Tresfilos Tavares 29 / José Luis Facello

 


Veintinueve
 

Día sesenta y nueve. 

La estrecha oficina del comisario no tenía ventanas y a duras penas lograba cierta privacidad gracias a las cortinas americanas, normalmente entreabiertas de lado al pasillo.  

El comisario no quería entrometidos y cerró las persianas a espaldas del otro.  

La luz cenital acentuaba un dejo lúgubre sobre el escritorio, los archivadores metálicos y la computadora portátil. La alfombra de tejido sintético fue en un lejano tiempo de color gris perlado, pero el ir y venir a paso cansino la fue impregnando de un matiz gris ratón.  

Los funcionarios optaban por no mirar el suelo que reverberaba el aspecto artificial e inhóspito del lugar donde transcurría el mayor tiempo de las jornadas.

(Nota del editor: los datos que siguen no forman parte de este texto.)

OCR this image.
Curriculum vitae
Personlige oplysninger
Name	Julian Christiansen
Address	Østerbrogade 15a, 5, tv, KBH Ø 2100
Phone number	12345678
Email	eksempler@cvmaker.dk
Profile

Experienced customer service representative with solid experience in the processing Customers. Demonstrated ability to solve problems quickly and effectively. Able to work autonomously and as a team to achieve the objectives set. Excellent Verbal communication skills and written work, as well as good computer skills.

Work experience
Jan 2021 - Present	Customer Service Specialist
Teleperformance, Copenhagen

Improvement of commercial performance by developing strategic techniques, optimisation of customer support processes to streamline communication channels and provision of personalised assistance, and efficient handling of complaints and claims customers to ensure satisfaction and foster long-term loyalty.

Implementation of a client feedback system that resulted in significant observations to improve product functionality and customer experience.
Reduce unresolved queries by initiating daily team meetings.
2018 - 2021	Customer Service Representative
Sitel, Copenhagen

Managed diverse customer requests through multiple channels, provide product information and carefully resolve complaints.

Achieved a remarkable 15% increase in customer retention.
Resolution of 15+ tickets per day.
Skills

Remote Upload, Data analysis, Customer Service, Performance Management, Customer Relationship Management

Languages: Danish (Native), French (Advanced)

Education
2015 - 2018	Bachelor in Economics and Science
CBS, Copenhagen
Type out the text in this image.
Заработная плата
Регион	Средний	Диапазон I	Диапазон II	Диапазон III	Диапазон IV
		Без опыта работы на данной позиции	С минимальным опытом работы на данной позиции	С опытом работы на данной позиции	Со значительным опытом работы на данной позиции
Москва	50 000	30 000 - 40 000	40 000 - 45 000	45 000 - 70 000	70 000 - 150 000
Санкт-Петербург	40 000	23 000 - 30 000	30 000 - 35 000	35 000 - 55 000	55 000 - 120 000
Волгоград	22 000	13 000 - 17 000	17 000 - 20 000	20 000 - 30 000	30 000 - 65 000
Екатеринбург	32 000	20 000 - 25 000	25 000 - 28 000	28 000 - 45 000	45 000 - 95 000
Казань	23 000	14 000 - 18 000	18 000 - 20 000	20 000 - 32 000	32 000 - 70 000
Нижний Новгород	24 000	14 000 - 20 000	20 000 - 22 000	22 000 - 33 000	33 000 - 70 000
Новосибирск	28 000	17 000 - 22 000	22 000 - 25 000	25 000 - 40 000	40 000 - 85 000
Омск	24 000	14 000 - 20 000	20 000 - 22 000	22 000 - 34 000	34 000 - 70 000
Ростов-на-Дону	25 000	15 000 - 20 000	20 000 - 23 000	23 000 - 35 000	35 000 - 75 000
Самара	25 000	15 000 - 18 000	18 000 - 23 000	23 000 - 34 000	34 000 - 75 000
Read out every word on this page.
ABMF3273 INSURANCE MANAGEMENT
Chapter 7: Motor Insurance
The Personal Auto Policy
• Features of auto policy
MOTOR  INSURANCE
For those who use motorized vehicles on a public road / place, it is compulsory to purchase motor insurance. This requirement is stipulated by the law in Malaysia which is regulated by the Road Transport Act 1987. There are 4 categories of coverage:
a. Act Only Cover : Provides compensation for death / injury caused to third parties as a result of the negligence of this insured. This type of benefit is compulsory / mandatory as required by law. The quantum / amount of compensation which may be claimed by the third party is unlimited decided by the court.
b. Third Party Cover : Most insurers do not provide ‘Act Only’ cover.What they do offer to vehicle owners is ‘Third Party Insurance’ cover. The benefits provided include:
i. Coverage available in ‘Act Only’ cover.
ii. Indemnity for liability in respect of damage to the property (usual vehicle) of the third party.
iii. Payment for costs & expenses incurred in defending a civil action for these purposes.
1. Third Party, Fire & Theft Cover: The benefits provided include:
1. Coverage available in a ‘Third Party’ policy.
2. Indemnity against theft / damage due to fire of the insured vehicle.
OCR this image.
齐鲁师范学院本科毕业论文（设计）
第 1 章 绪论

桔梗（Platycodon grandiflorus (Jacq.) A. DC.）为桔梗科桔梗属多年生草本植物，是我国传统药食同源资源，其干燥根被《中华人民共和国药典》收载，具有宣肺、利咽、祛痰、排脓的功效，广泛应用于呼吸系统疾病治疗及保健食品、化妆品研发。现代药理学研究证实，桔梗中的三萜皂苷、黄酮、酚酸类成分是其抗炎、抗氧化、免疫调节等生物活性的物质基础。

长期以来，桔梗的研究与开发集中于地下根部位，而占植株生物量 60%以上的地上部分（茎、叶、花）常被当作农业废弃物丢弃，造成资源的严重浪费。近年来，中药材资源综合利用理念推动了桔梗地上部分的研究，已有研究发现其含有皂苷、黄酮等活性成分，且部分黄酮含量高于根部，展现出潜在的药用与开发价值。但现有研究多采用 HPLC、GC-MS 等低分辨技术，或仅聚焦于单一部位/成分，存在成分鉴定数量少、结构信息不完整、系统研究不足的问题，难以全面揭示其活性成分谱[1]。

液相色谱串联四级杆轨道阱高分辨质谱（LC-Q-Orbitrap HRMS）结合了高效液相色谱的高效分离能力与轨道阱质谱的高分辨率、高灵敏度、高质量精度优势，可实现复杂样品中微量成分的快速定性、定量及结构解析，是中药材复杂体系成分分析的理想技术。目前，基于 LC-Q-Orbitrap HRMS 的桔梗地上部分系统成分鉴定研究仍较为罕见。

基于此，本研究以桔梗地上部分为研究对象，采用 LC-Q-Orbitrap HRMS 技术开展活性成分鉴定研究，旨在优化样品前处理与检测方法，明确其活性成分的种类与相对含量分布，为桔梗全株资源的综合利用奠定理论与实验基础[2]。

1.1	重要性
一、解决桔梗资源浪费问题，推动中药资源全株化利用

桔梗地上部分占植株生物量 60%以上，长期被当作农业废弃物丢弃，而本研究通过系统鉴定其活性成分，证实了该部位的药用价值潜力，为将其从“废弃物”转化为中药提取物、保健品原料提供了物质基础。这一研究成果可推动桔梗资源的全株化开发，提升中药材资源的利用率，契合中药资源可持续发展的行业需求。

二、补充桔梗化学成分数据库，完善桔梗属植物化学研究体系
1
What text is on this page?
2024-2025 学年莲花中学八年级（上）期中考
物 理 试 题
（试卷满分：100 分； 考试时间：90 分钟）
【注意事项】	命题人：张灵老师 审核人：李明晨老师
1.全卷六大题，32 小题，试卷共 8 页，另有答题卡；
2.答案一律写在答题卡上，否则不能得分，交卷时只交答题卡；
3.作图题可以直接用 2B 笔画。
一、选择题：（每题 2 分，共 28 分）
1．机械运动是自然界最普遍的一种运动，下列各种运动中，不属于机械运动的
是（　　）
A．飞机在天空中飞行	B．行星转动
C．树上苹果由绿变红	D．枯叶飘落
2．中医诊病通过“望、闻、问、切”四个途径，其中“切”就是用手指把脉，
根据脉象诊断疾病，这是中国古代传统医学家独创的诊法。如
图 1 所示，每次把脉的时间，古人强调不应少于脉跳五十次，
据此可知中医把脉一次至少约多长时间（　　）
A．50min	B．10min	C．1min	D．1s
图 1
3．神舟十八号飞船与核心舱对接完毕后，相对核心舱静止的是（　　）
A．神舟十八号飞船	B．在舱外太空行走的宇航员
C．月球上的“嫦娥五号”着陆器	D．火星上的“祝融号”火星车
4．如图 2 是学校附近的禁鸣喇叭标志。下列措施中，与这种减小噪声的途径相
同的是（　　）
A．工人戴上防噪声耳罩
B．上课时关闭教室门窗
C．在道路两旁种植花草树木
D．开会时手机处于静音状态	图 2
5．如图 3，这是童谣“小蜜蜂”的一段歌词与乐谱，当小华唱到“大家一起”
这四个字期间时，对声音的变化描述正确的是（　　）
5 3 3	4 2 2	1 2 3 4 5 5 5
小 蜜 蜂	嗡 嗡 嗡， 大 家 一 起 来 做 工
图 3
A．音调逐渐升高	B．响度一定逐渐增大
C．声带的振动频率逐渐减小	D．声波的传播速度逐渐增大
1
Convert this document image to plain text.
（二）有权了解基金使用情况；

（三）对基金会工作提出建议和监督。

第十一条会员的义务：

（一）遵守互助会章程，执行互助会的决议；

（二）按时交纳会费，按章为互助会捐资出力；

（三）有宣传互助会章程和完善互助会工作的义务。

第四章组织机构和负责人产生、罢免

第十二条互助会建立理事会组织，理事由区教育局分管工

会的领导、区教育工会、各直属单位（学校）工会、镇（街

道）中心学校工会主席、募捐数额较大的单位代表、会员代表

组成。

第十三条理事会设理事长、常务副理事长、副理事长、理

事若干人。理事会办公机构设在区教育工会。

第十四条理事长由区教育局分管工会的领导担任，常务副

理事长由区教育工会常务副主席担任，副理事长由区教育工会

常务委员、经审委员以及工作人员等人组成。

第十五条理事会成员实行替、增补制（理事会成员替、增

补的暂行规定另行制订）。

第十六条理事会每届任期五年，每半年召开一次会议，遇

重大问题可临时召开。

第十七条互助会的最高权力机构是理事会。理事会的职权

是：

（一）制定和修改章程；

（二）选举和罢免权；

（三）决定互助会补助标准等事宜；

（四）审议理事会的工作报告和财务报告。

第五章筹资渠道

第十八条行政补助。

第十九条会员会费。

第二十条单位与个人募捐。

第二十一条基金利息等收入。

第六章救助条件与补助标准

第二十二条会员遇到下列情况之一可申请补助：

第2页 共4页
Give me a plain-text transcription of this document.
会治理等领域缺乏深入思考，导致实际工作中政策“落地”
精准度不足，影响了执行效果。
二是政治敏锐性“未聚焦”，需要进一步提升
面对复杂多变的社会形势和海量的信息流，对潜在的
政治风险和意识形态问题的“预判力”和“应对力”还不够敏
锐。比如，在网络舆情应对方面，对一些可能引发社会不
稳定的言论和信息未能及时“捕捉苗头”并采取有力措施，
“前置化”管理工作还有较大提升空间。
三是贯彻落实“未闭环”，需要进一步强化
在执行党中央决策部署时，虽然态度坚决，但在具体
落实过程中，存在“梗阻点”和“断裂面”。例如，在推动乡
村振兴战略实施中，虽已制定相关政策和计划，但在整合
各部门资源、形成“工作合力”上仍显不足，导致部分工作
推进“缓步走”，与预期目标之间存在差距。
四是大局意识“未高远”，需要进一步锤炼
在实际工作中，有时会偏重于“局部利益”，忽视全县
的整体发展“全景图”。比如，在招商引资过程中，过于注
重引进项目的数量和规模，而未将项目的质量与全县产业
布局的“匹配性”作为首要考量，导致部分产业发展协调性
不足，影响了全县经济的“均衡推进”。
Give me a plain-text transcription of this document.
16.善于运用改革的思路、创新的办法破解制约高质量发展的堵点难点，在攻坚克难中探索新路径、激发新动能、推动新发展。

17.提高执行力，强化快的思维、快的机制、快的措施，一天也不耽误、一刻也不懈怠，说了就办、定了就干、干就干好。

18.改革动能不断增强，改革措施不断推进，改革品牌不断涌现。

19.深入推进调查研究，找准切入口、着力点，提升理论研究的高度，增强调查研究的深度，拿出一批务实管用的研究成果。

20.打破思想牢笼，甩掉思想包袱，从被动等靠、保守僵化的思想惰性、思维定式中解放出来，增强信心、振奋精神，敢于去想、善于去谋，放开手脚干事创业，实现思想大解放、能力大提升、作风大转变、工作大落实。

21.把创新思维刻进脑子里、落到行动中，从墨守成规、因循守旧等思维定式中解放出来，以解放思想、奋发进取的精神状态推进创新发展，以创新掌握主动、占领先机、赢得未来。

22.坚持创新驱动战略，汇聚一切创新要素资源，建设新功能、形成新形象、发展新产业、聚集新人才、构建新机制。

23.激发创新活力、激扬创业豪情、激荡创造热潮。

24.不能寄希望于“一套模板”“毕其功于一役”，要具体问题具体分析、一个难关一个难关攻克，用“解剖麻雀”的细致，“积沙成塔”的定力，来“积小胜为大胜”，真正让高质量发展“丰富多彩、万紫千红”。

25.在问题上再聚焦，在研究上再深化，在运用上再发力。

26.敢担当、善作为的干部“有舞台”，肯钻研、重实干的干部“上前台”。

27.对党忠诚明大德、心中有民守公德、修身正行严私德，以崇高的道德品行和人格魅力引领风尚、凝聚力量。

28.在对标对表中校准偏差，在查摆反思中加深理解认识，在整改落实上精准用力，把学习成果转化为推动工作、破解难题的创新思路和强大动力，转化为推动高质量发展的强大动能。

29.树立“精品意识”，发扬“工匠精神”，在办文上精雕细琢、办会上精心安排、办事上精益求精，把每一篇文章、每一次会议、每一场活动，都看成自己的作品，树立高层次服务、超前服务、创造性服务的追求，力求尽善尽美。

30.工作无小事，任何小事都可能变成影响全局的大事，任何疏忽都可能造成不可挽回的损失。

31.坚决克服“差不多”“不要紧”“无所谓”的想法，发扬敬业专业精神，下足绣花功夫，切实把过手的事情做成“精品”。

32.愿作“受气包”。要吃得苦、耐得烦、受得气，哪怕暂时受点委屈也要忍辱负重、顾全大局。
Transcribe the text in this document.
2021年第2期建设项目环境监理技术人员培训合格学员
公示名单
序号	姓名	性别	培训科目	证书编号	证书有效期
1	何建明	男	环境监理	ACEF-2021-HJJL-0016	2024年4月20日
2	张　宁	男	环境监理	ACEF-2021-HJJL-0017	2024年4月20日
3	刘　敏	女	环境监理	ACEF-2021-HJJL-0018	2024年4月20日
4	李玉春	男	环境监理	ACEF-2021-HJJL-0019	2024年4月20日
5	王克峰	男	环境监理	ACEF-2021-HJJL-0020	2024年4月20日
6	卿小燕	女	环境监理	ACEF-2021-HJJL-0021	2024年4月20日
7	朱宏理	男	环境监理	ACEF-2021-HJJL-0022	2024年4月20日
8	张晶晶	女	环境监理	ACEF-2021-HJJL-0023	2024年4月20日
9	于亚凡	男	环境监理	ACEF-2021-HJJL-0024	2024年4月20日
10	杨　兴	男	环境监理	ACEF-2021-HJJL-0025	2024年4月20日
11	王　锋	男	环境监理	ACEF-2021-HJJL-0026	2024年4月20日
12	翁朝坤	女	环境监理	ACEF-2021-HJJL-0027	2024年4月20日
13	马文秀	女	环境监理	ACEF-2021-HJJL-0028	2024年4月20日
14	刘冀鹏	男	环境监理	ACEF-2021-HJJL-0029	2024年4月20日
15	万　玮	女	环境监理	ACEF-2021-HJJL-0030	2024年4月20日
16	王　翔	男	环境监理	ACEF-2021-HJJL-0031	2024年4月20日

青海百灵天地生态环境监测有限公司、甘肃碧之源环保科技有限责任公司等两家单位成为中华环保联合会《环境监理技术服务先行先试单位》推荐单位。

Los pasillos se repetían y las oficinas más grandes o chicas eran todas semejantes, colgado a un tabique una lámina enmarcada del jefe de los orientales, una bandera de la patria, las luces blanquicientas, las cortinas y las alfombras desgastadas.  

El rostro de Félix Cartagena no escapaba al espectro. El pelo canoso ceñido por el gel, los ojos vivaces asediados por las ojeras, barba rala al uso y el humo del cigarrillo sobre la cara le daba el carácter de un personaje de película en blanco y negro.  

Enfrente, Nicandro Figari disimulaba el dolor en la espalda apretando los dientes. 

El comisario sabía que no tenía demasiado para inculpar al otro, salvo que violara las reglas como plantar pruebas o recabar testimonios falsos, que para el caso no hacía falta porque según las respuestas salía o se quedaba en una celda. Recordaba cuando años atrás, por averiguación de antecedentes se podía retener a una persona un día, dos días o lo que hiciese falta; ahora la despiadada tecnología daba la data de los individuos, de la condición que fuese, chetos o planchas, en cuestión de segundos.  

Percibía con desgano que la fuerza policial a la que dedicó treinta años de su vida, se transformó de un equipo de personas al servicio de la sociedad en un conglomerado competitivo y meritocrático, donde la mayoría de los funcionarios proceden obsecuentes a las instrucciones del ministro y a los dictados, exudando azufre, de los jueces.  

En medio el dios dinero. 

Él no era una persona principista, apenas demócrata y formalmente católico, con esposa y una hija, pocos amigos, lo que se dice un tipo común… Pero con la capacidad de percibir en las calles un sinnúmero de factores que, en unas pocas décadas, habían logrado trastocar todo sin tocar la estructura del destartalado edificio.  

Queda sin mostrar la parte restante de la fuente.